The controversy was stoked primarily because the recommendation was seen as contradicting government family planning, ignoring economic constraints, and infringing on individual rights, particularly those of women.
Despite his assertions that this was for the "nation's interest" and that the birth rates are falling across all religions, the suggestion was heavily criticised as a "baby boom plan" that India could ill afford.
It is being argued that the country's shift from large families to smaller or single-child families is due to rapid modernisation, urbanisation, increased female education, and economic pressures, leading couples to invest more resources in fewer children for better social mobility, changing traditional norms, and a desire for improved quality of life.

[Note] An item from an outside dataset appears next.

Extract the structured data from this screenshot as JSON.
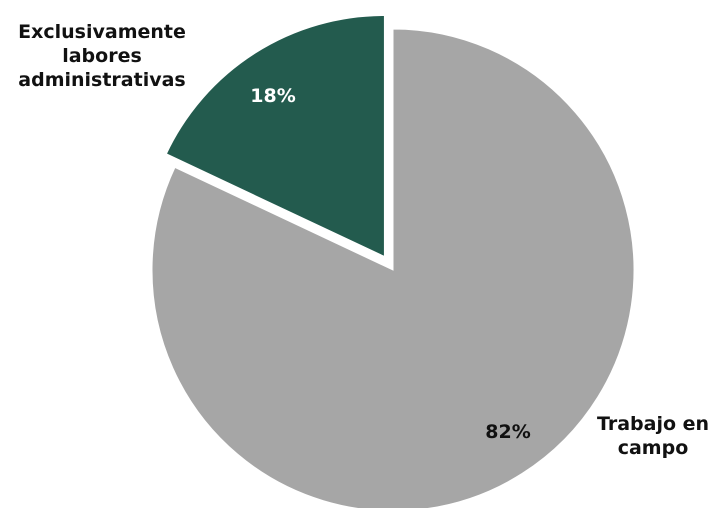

Factors such as higher education for women, dual-income households, rising education/living costs, and shifting cultural values that value personal fulfilment over large kin networks drive this significant demographic transition.

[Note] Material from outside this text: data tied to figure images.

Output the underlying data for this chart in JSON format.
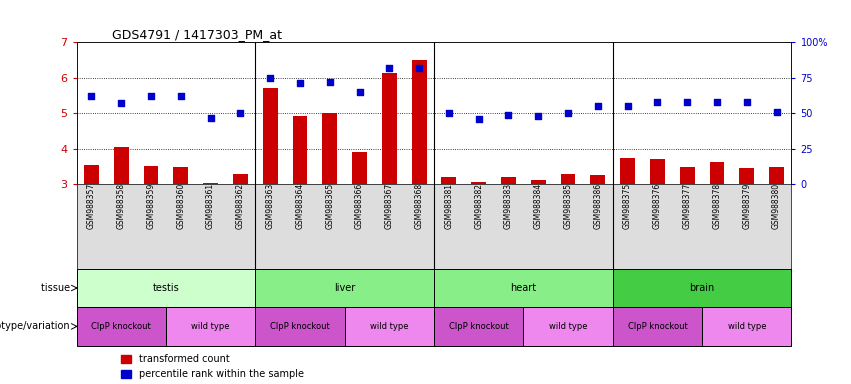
{
  "title": "GDS4791 / 1417303_PM_at",
  "samples": [
    "GSM988357",
    "GSM988358",
    "GSM988359",
    "GSM988360",
    "GSM988361",
    "GSM988362",
    "GSM988363",
    "GSM988364",
    "GSM988365",
    "GSM988366",
    "GSM988367",
    "GSM988368",
    "GSM988381",
    "GSM988382",
    "GSM988383",
    "GSM988384",
    "GSM988385",
    "GSM988386",
    "GSM988375",
    "GSM988376",
    "GSM988377",
    "GSM988378",
    "GSM988379",
    "GSM988380"
  ],
  "transformed_count": [
    3.55,
    4.05,
    3.52,
    3.48,
    3.05,
    3.28,
    5.72,
    4.92,
    5.02,
    3.9,
    6.12,
    6.5,
    3.22,
    3.07,
    3.22,
    3.13,
    3.28,
    3.27,
    3.73,
    3.72,
    3.5,
    3.63,
    3.47,
    3.5
  ],
  "percentile_rank": [
    62,
    57,
    62,
    62,
    47,
    50,
    75,
    71,
    72,
    65,
    82,
    82,
    50,
    46,
    49,
    48,
    50,
    55,
    55,
    58,
    58,
    58,
    58,
    51
  ],
  "ylim_left": [
    3,
    7
  ],
  "ylim_right": [
    0,
    100
  ],
  "yticks_left": [
    3,
    4,
    5,
    6,
    7
  ],
  "yticks_right": [
    0,
    25,
    50,
    75,
    100
  ],
  "bar_color": "#cc0000",
  "dot_color": "#0000cc",
  "grid_color": "#000000",
  "tissue_groups": [
    {
      "label": "testis",
      "start": 0,
      "end": 6,
      "color": "#ccffcc"
    },
    {
      "label": "liver",
      "start": 6,
      "end": 12,
      "color": "#88ee88"
    },
    {
      "label": "heart",
      "start": 12,
      "end": 18,
      "color": "#88ee88"
    },
    {
      "label": "brain",
      "start": 18,
      "end": 24,
      "color": "#44cc44"
    }
  ],
  "genotype_groups": [
    {
      "label": "ClpP knockout",
      "start": 0,
      "end": 3,
      "color": "#cc55cc"
    },
    {
      "label": "wild type",
      "start": 3,
      "end": 6,
      "color": "#ee88ee"
    },
    {
      "label": "ClpP knockout",
      "start": 6,
      "end": 9,
      "color": "#cc55cc"
    },
    {
      "label": "wild type",
      "start": 9,
      "end": 12,
      "color": "#ee88ee"
    },
    {
      "label": "ClpP knockout",
      "start": 12,
      "end": 15,
      "color": "#cc55cc"
    },
    {
      "label": "wild type",
      "start": 15,
      "end": 18,
      "color": "#ee88ee"
    },
    {
      "label": "ClpP knockout",
      "start": 18,
      "end": 21,
      "color": "#cc55cc"
    },
    {
      "label": "wild type",
      "start": 21,
      "end": 24,
      "color": "#ee88ee"
    }
  ],
  "tissue_label": "tissue",
  "genotype_label": "genotype/variation",
  "legend_bar": "transformed count",
  "legend_dot": "percentile rank within the sample",
  "bg_color": "#ffffff",
  "plot_bg": "#ffffff"
}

According to an analysis by the Institute for Social and Economic Change (ISEC), this transformation reflects India's demographic shift from prioritising quantity to investing in quality, with the choice for a single child often a deliberate decision to improve parental capacity and the child's future.
India's 'Iron Lady' had envisaged, during her tenure, the "Hum Do, Hamare Do" concept as a pivotal, top-down strategy for national population control, aimed at accelerating economic development by limiting family size to two children.

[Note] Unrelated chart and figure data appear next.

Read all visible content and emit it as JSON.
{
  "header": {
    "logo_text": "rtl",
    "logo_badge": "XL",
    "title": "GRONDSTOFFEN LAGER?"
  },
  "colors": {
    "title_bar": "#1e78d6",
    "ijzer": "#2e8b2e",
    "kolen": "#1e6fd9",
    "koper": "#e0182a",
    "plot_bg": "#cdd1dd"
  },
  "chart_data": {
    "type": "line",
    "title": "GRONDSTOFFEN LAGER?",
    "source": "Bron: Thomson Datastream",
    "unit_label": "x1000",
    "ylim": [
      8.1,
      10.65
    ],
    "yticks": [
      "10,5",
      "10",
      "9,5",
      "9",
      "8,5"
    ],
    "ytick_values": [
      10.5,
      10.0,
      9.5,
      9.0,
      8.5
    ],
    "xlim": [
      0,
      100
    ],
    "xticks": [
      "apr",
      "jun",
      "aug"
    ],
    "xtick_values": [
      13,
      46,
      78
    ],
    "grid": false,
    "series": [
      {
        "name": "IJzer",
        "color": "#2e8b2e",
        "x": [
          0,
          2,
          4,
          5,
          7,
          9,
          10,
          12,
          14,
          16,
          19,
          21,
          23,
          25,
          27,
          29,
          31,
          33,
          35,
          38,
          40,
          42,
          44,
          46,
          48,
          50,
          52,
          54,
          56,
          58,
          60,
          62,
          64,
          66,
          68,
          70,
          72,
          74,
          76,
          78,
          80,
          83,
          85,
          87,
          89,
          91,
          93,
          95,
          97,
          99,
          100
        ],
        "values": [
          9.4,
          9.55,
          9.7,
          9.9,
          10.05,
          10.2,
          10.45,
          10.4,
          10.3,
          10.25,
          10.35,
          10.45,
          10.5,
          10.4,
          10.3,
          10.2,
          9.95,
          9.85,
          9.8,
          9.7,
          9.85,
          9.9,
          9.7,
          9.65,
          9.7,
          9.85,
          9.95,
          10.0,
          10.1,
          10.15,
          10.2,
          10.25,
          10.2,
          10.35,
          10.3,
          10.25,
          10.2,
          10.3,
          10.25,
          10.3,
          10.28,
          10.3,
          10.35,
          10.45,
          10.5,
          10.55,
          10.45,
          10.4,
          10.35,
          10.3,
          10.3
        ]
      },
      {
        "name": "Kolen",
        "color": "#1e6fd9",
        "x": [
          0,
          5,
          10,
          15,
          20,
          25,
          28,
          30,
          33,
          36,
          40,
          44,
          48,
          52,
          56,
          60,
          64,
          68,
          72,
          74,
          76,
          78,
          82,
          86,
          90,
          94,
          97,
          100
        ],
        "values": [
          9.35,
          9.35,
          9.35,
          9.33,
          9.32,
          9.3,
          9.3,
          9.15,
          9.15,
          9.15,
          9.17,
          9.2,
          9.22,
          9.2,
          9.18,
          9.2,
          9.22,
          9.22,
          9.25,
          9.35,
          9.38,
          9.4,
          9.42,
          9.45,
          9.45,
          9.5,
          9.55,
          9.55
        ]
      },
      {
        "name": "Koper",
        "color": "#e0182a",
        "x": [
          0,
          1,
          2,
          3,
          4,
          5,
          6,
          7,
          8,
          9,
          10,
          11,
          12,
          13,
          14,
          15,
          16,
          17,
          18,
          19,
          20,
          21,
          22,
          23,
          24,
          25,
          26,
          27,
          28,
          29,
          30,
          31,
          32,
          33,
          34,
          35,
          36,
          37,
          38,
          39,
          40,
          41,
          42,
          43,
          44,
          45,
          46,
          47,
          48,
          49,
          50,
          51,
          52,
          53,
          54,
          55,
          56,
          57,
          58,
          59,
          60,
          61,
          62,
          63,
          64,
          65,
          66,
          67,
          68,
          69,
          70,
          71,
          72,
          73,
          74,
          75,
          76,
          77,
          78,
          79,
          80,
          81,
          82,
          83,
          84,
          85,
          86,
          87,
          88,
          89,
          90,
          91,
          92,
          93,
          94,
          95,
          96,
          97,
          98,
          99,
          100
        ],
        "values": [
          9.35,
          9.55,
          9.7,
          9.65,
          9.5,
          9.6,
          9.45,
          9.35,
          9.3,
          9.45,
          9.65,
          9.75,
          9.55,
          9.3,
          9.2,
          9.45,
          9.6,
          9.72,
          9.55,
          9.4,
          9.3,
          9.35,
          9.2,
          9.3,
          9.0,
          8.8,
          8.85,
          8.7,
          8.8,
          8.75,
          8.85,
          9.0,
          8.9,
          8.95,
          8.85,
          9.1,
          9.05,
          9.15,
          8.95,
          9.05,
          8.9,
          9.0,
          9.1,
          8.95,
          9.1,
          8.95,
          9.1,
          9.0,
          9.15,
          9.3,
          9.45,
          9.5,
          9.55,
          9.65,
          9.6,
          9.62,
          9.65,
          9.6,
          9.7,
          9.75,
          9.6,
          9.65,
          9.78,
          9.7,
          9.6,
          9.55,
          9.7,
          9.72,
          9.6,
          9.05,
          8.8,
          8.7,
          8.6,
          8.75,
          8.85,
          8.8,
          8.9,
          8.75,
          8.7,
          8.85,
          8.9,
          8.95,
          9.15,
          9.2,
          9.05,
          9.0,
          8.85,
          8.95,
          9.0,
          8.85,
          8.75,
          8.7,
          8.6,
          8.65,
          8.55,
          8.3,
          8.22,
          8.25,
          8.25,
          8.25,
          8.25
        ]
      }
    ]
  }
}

The slogan popularised the notion that a small family was essential for national prosperity, aimed at reducing the burden on the country's resources.
Factors such as high infant mortality, lack of contraception/family planning, cultural emphasis on sons, and children serving as old-age support in the absence of social security, combined with traditional societal structures, encouraged larger families as an economic and survival strategy.
However, as the country modernised, Indian families shifted from large, extended structures to smaller units due to rising costs, increased female empowerment and career focus, better access to contraception, rapid urbanisation, moving away from the historical norm of large families, driving all efforts towards nuclear families and better standards of living.
It has also been observed that changes in relationship patterns, including living single, cohabiting, or marrying later, significantly contribute to declining fertility rates.
Research further shows that both fewer people forming partnerships and lower fertility within those partnerships are key drivers, with the intensity of childbearing within unions becoming more important recently, alongside shifts in marriage or cohabitation dynamics.
We are witnessing a major shift in family dynamics, where societal norms around when, with whom, and how many children people have are evolving, impacting relationship structures and overall well-being, moving beyond just marital status to encompass diverse choices and life stages, from having kids to choosing not to, influencing happiness and stress levels differently across cultures and development stages.
For that matter, modernity is fundamentally altering and generally lowering the fertility quotient globally - and India is no different.
As fertility dips below the replacement level of 2.1, communities risk population decline, requiring structural rather than just economic adjustments to ensure sustainability.
The long-term demographic survival hinges on moving from managing population growth to managing population decline, utilising policy to support, rather than coerce individuals in their reproductive choices.